Outre l’extase prophétique, le rêve était pour les Anciens une autre forme du dialogue avec les dieux. Dans l’Antiquité, on ne rêvait pas comme on rêve aujourd’hui : non seulement les interprétations données étaient différentes, mais l’expérience onirique elle-même était autre. Le rêve était vécu non comme une manifestation de notre subjectivité, de notre inconscient, mais comme un fait objectif, la visite réelle, mais dans un autre ordre de réalité, d’un messager venu d’ailleurs, dieu, ancêtre ou ami mort. Certains rêves, très fréquents dans l’Antiquité, ont disparu aujourd’hui : les rêves d’avertissement ou de conseil, expérience différente de la vision prophétique qui préfigure en clair l’événement à venir. Le « visiteur » onirique manifeste une présence objective : il se fait reconnaître à certains signes, il se trouve dans la pièce où le rêveur s’est endormi, il s’adresse à lui comme on le fait dans la vie ordinaire et lui révèle un secret sur l’avenir ou un danger qui le menace.

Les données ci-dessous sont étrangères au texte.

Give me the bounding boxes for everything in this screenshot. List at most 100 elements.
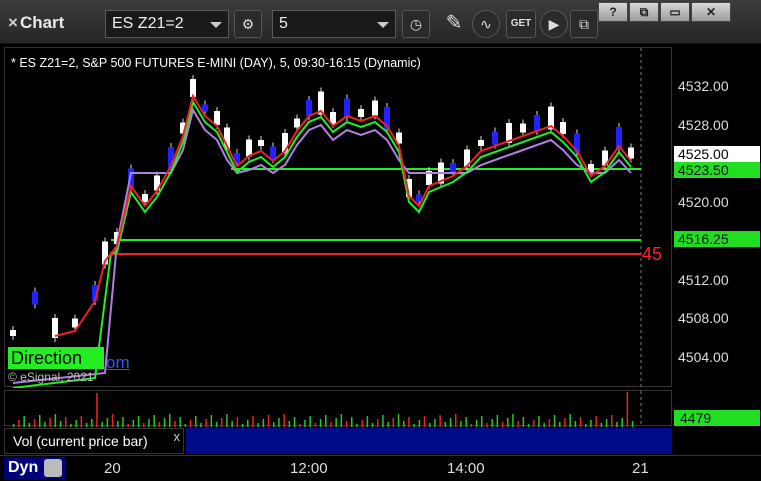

Les rêveurs privilégiés qui reçoivent ce type de messages « envoyés par les dieux sont habituellement des rois ou de hauts personnages. Actes politiques ou religieux, constructions d’édifices, décisions d’alliance ou entreprises belliqueuses ont souvent eu pour origine un rêve. Des inscriptions mises au jour par les archéologues et des textes historiques en témoignent. Pour provoquer ces rêves divins, un certain nombre de techniques furent mises au point : isolement, prières, jeûne, sommeil sur la peau d’un animal sacrifié, et surtout « incubation », sommeil dans un lieu consacré aux dieux ou près de la tombe des ancêtres, que les Égyptiens pratiquaient depuis le XVe siècle avant J.-C.

Des papyrus magiques, sorte de clé des songes, montrent que certaines de ces pratiques vont même jusqu’à l’automutilation, comme chez les Indiens d’Amérique : en s’amputant d’une phalange d’un doigt ou d’un orteil, en se coupant un morceau d’oreille, on est sûr de provoquer la venue d’un « visiteur » nocturne.Très rares, avant l’époque romaine, sont les traces de scepticisme à l’égard de Delphes, des prophéties en général et des rêves. L’Antiquité n’accepta jamais entièrement des explications rationnelles. Si leurs analyses et leurs observations ont abouti parfois à des théories que la science moderne n’a pas encore dépassées, les Anciens gardèrent la conviction qu’existaient, à côté de la voie royale de l’intelligence, des chemins plus secrets. Sans doute avons-nous perdu aujourd’hui une certaine sensibilité qui ouvrait l’accès à l’invisible si présent aux hommes de l’Antiquité.